ちなみにこの作者といえば若い女の子を期待するが、登場するのは妹の亜子だけで、割とリアルな体型と性格なのでそこを期待する男性読者は残念ながらお呼びでない。
感想(ネタバレ含む)
マーガレットコミックスということで、あれ? と思ったのだが、連載誌自体は『高台家の人々』などを連載するYOUという雑誌らしい。さすがに女性漫画誌まで詳しくないのでこれが普通なのかはわからないが、思った以上にしっかりと野球漫画をしている!
あれ、マーガレットって知らない間に少年誌になっていたのかなぁ? と思ったほどだ。女の子も主人公の妹が出てきたのだが、それも露出度がそこまで高くなく、普通の女の子のようだった。
2巻の表紙にいるピッチャー(空)の方がヒロインのようだし、明らかにかわいい見た目をしている。
多分女性視点からすると相当腐ったような見方ができる描写もあるのだが、それはもう少年漫画、青年漫画で連載中の男性向け作品すらそういう扱いなので仕方ない。『おおきく振りかぶって』なんてもう女性ファンの方が多そうだし、東京ドームにOP戦を『ダイヤのA』とのコラボデーに見に行った時は、女性陣の歓声がすごかったし。
さすがに『グラゼニ』や『ONE OUTS』は腐る要素はないだろうが、あれは変化球野球マンガだからまた読者層が変わるだろうし。
では肝心の野球漫画としてどうかというと……
これが中々面白い!
普通野球漫画において主人公は投手であるのが一般的であり(もう例を挙げるのも面倒くさいくらい)主人公が投手以外の漫画というと大正義ドカベンがあるものの、あとあぶさんくらいしか私は思いつかない。
本作の最大の特徴は何と言っても『左利きのキャッチャー』という点である。
元々主人公は投手をしていたのだがより才能のある従兄弟の空の加入により、投手の座を追われてしまう。部活の人数が少ないためにコンバートされた先がまさかのキャッチャーだった。
ただでさえ投手がやりたいのにポジションを追い出されてしまい、さらに主人公のトラウマの元であり、大嫌いな空とバッテリーを組まなければならないという状況に拒否感を示すというのが2巻の内容だ。
左利きのキャッチャーはアマチュア野球は右打ちの選手が多いこともあって、絶対数が非常に少ないが(左利きの選手は投手には重宝するが、野手としてはファースト、外野以外はあまり一般的ではない)その特殊な設定をこの先どうやって生かすのか、非常に楽しみである。

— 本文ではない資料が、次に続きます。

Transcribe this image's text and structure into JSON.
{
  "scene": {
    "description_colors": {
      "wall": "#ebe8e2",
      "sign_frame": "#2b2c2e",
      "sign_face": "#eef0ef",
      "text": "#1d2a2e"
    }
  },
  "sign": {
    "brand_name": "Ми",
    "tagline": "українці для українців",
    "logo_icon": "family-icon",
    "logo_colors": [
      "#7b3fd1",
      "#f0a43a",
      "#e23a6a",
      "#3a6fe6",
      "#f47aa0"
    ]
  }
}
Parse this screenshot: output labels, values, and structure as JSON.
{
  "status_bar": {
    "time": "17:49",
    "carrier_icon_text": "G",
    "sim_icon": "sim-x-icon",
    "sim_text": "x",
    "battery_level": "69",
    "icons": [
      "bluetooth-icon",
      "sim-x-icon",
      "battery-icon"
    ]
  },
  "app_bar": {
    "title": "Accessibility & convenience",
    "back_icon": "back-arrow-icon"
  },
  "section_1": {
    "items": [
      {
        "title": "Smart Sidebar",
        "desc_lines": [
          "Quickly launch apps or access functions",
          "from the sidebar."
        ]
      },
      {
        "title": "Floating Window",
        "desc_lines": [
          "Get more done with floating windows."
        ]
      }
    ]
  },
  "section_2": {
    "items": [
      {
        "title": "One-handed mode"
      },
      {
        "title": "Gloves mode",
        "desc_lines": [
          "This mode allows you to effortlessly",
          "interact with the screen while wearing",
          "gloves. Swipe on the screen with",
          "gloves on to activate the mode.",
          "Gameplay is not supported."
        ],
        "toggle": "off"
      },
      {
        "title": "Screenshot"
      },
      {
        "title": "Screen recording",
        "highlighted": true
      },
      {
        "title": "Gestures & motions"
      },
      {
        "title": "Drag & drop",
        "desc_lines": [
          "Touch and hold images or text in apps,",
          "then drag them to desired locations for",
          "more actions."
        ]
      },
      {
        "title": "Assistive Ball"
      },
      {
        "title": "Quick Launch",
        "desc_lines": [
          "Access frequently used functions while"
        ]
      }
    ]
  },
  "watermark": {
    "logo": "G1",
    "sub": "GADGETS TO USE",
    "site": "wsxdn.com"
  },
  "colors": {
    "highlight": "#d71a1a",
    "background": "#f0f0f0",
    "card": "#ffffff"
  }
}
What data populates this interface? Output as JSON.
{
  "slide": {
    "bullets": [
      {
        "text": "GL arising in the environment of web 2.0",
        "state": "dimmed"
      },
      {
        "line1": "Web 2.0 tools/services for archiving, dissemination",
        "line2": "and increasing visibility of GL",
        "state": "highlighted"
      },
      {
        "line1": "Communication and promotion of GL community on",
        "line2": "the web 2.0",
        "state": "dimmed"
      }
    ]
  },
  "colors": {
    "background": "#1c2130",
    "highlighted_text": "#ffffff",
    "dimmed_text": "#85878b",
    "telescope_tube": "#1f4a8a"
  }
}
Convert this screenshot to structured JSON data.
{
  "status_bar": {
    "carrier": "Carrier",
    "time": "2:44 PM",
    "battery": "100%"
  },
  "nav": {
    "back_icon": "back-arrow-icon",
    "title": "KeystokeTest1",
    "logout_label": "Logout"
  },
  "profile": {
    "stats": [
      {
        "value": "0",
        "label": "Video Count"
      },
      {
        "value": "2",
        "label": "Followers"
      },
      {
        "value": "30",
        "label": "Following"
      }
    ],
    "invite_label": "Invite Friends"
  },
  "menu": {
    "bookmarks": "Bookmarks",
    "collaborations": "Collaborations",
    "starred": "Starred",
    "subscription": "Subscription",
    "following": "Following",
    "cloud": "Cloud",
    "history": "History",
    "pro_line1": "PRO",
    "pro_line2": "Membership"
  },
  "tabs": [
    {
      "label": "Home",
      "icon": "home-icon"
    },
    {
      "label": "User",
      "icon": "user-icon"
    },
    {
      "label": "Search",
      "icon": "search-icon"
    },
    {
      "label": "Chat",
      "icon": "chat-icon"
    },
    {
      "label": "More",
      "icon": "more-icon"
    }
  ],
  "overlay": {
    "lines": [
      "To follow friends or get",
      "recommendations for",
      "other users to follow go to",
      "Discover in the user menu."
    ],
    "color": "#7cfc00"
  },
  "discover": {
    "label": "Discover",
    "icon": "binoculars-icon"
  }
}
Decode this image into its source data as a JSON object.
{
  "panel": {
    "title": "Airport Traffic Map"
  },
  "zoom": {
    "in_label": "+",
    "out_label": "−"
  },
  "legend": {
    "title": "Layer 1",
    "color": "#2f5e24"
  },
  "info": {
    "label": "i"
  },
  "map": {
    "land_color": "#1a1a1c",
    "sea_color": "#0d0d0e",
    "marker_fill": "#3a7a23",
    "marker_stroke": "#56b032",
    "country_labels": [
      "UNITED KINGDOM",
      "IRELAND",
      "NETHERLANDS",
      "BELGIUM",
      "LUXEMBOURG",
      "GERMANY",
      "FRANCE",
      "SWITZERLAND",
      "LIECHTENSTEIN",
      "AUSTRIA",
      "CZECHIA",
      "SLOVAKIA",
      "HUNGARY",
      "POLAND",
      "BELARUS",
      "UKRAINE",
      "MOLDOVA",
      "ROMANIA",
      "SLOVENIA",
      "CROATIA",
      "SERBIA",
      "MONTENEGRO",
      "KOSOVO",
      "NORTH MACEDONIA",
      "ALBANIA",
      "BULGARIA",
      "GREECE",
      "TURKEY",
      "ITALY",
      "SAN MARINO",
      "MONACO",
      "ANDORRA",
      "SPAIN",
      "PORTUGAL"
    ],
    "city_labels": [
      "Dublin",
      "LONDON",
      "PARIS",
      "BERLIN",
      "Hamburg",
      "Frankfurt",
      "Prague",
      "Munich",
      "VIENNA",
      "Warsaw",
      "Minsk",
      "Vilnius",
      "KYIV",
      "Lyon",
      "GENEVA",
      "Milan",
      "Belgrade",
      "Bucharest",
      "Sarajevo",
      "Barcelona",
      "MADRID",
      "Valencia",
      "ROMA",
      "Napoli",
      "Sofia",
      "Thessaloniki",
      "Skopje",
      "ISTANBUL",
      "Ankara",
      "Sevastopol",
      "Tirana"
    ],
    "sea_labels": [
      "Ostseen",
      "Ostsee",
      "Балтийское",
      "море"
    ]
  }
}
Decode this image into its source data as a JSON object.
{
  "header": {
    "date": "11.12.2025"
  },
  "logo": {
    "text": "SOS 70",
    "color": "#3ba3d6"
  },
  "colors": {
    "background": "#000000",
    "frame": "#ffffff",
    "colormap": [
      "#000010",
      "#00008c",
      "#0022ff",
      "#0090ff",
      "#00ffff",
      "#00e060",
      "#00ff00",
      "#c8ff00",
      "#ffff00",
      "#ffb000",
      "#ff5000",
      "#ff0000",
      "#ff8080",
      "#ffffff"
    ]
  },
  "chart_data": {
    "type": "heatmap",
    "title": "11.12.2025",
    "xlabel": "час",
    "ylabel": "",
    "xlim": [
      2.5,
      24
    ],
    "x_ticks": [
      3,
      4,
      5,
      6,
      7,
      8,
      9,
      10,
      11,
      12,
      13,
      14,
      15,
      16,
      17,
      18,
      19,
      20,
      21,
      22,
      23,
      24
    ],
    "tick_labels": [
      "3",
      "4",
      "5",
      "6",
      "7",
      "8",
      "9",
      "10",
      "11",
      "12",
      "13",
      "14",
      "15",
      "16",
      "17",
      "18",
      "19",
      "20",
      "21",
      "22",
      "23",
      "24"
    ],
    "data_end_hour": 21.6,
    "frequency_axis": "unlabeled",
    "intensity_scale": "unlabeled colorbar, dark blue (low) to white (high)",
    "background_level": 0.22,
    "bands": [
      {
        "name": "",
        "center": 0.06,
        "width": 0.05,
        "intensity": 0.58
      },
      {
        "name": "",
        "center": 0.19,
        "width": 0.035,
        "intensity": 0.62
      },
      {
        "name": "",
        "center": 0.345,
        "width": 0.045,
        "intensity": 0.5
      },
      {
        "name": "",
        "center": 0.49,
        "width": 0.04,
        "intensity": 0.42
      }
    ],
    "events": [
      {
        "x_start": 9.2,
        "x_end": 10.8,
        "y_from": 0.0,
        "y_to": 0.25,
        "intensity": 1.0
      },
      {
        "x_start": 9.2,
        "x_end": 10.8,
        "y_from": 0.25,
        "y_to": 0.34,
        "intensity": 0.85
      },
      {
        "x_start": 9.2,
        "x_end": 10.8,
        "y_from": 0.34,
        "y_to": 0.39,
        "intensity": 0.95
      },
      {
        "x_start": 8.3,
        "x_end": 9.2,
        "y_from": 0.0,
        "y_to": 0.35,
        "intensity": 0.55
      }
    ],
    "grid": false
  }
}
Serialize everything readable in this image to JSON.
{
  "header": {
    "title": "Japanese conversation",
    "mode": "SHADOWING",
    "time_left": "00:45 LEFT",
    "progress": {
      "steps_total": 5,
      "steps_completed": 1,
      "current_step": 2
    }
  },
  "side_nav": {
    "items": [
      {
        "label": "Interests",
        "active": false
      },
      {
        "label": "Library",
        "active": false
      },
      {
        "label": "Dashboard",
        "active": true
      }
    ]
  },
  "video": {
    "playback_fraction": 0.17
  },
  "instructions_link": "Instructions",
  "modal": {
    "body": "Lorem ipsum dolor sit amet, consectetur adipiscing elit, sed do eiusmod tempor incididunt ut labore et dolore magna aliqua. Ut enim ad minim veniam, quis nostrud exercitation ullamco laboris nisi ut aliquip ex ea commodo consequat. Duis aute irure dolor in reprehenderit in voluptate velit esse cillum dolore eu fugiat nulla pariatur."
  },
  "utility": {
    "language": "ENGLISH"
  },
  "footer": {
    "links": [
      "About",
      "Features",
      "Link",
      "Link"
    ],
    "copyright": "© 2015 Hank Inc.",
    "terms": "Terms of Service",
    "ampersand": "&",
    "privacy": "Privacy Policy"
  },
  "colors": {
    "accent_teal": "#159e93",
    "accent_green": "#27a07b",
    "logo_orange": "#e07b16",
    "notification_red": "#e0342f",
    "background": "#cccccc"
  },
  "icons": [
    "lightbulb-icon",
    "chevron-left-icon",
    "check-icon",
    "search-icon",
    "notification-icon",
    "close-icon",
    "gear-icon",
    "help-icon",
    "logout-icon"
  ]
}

元々投手ということもあり、肩の強さは保証されているし、イップスで投げられないだけだからその能力自体は問題ないだろうし。
その相方の空はというと身長157センチと高校生にしては非常に小柄の投手であり、この小さな投手と、左利きの捕手という一風変わった特殊なバッテリーとなっている。
まだ試合シーンというのはそこまでがっつりと描写されてはいないものの、空の投球フォームもおそらく杉内を参考にしていると思うのだが、違和感なく読むことができた。
高校野球をモチーフとした青春スポーツものとしたら、中々のものではないだろうか? タイプとしては恋愛描写のないあだち充作品か、理論の少ないおおふりといったところか。おおふりって男子向けだから野球に詳しい人だとすんなり読めるけれども、ルールもよく分からない人も多いであろう女性向けだったら、群青にサイレンぐらい軽い作品の方がいいだろう。
女性向けマンガということもあって少し遠巻きに見ている男性読者もいるかもしれないが、野球マンガが好きであれば一見の価値ありだと思う。